On to the next scene that promised more than it delivered: Baldwin ended up standing impromptu trial for helping Matthew and Diana to escape the Congregation’s instructions. The punishment? Death by beheading and fire. However, after a quick five-minute break and a vote he was found innocent, while also allowing Satu to be forgiven for her transgressions. In no time at all the Congregation had formed a new alliance between vampires and witches in order to get hold of Diana’s power, and the unlikely threesome of Gerbert, Satu and Knox were on their way to the US to confront her.
Where could she possibly hide? The answer lay in her newly uncovered gifts, and the surprise revelation that Diana’s father had been able to walk in time. Could she master the same ability? Of course she could. I’ve long enjoyed this series’ interest in little historical objects that are given important weighting, and it was good to see the statuette owned by demons turning out to have had a real significance to Matthew, although more than just a cursory explanation of his connection to it would have helped to really hook me into the idea of the couple escaping into the past.
Suddenly this became less about winning the fight than leaving the fight behind entirely, and all possibility of a full-on vampire/witch/demon showdown was forgotten. Instead we were given a final scene that left us with no fulfilment of the set-up; as Gerbert, Satu and Knox arrived at the house so Matthew and Diana set foot into the past – or did they? It seems we’ll have to wait to the next series to even find out if they managed to run away effectively.
Running away is an apt description for what happened generally in this last episode. The plot ran away with itself and very few elements were caught and nailed down.
Even with the presence of the incredibly helpful magic house to speed the plot along there was an awful lot left unresolved, giving this first series little feel of completion on any level, which raises the question of whether viewers who have already read and loved the trilogy of novels would make a much better audience for this series than those coming to it afresh. I knew that, as an adaptation of a first book, more would be set up than resolved in this series – and yet I expected some arc of a journey to take place.

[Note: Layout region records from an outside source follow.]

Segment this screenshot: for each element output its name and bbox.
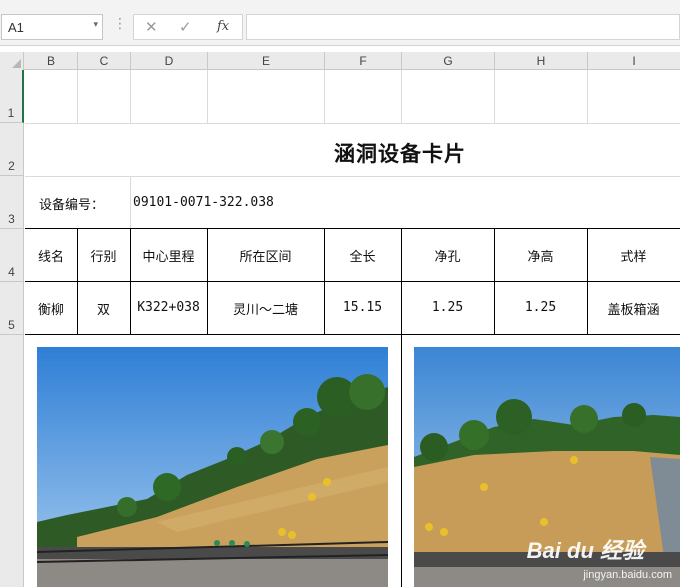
row-header-5[interactable]: 5 xyxy=(0,282,24,335)
column-header-e[interactable]: E xyxy=(208,52,325,70)
culvert-photo-2[interactable]: Bai du 经验 jingyan.baidu.com xyxy=(414,347,680,587)
gridline xyxy=(401,70,402,123)
column-header-row: B C D E F G H I xyxy=(0,52,680,70)
table-value-cell: 灵川～二塘 xyxy=(232,303,298,318)
row-header-6[interactable] xyxy=(0,335,24,587)
table-header-cell: 式样 xyxy=(620,250,647,265)
row-header-2[interactable]: 2 xyxy=(0,123,24,176)
column-header-b[interactable]: B xyxy=(25,52,78,70)
card-title: 涵洞设备卡片 xyxy=(334,142,466,166)
cancel-icon[interactable]: ✕ xyxy=(145,18,158,36)
table-header-cell: 中心里程 xyxy=(142,250,195,265)
gridline xyxy=(587,70,588,123)
culvert-photo-1-image xyxy=(37,347,388,587)
table-header-cell: 线名 xyxy=(37,250,64,265)
table-border xyxy=(494,228,495,334)
formula-buttons: ✕ ✓ fx xyxy=(133,14,243,40)
column-header-f[interactable]: F xyxy=(325,52,402,70)
table-header-cell: 行别 xyxy=(90,250,117,265)
watermark-url: jingyan.baidu.com xyxy=(583,569,672,581)
gridline xyxy=(130,176,131,229)
table-value-cell: 15.15 xyxy=(342,300,383,315)
row-header-3-label: 3 xyxy=(8,212,15,226)
table-value-cell: K322+038 xyxy=(137,300,200,315)
row-header-4-label: 4 xyxy=(8,265,15,279)
formula-input[interactable] xyxy=(246,14,680,40)
table-header-cell: 净高 xyxy=(527,250,554,265)
device-number-label: 设备编号： xyxy=(39,198,105,213)
row-header-1[interactable]: 1 xyxy=(0,70,24,123)
table-border xyxy=(77,228,78,334)
table-border-top xyxy=(25,228,680,229)
name-box[interactable]: A1 ▾ xyxy=(1,14,103,40)
gridline xyxy=(207,70,208,123)
table-border xyxy=(401,228,402,334)
more-vertical-icon[interactable]: ⋮ xyxy=(113,17,127,31)
column-header-i[interactable]: I xyxy=(588,52,680,70)
culvert-photo-1[interactable] xyxy=(37,347,388,587)
column-header-c[interactable]: C xyxy=(78,52,131,70)
select-all-button[interactable] xyxy=(0,52,24,70)
enter-icon[interactable]: ✓ xyxy=(179,18,192,36)
insert-function-icon[interactable]: fx xyxy=(217,19,229,34)
table-border xyxy=(587,228,588,334)
chevron-down-icon[interactable]: ▾ xyxy=(93,20,98,30)
row-header-3[interactable]: 3 xyxy=(0,176,24,229)
watermark-logo: Bai du 经验 xyxy=(526,538,644,563)
gridline xyxy=(494,70,495,123)
row-header-4[interactable]: 4 xyxy=(0,229,24,282)
gridline xyxy=(25,176,680,177)
formula-bar: A1 ▾ ⋮ ✕ ✓ fx xyxy=(0,0,680,46)
table-border xyxy=(324,228,325,334)
sheet-grid[interactable]: 涵洞设备卡片 设备编号： 09101-0071-322.038 线名 行别 中心… xyxy=(25,70,680,587)
row-header-2-label: 2 xyxy=(8,159,15,173)
photo-divider xyxy=(401,334,402,587)
table-value-cell: 双 xyxy=(96,303,110,318)
table-header-cell: 净孔 xyxy=(434,250,461,265)
table-border-bottom xyxy=(25,334,680,335)
table-header-cell: 全长 xyxy=(349,250,376,265)
gridline xyxy=(25,123,680,124)
name-box-value: A1 xyxy=(8,20,24,35)
gridline xyxy=(77,70,78,123)
row-header-1-label: 1 xyxy=(7,106,15,120)
table-value-cell: 1.25 xyxy=(431,300,464,315)
select-all-icon xyxy=(12,59,21,68)
column-header-d[interactable]: D xyxy=(131,52,208,70)
table-border-middle xyxy=(25,281,680,282)
gridline xyxy=(324,70,325,123)
gridline xyxy=(130,70,131,123)
table-value-cell: 盖板箱涵 xyxy=(607,303,660,318)
table-header-cell: 所在区间 xyxy=(239,250,292,265)
row-header-5-label: 5 xyxy=(8,318,15,332)
device-number-value: 09101-0071-322.038 xyxy=(133,195,274,210)
table-value-cell: 1.25 xyxy=(524,300,557,315)
column-header-g[interactable]: G xyxy=(402,52,495,70)
table-border xyxy=(207,228,208,334)
column-header-h[interactable]: H xyxy=(495,52,588,70)
table-value-cell: 衡柳 xyxy=(37,303,64,318)
table-border xyxy=(130,228,131,334)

A return to Oxford and the Bodleian library, perhaps, to bring us full circle and give us another look at Ashmole 782. The promised confrontation between the witches Diana and Satu, light and dark, might have been another option. It’s very likely that these things are coming along later in books two or three, and for those who already know where this story goes I can imagine that maybe this final episode worked to whet their appetite for the things that lie ahead, but my feeling was one of disappointment that so little was given to me. I’m not greedy, but a little more marshmallow up front would definitely have seen me returning for more. Now, with nothing to show for my patient attention, I’m wondering whether to bother returning to the room at all.
But what am I saying? On second thought, bearing in mind all the elements that really worked for me throughout the series such as the demons and the details and the locations and the love scenes (and the performances by Matthew Goode, Lindsay Duncan and Alex Kingston in particular), I’m sure I’m be back for more if the next season comes along. And who cares if escape proved to be the way forward? This whole series has been about escapism all along.
This ending wasn’t much of a marshmallow, but I can still see the promise of reward lurking up ahead. Call me a glutton for punishment, but I want more.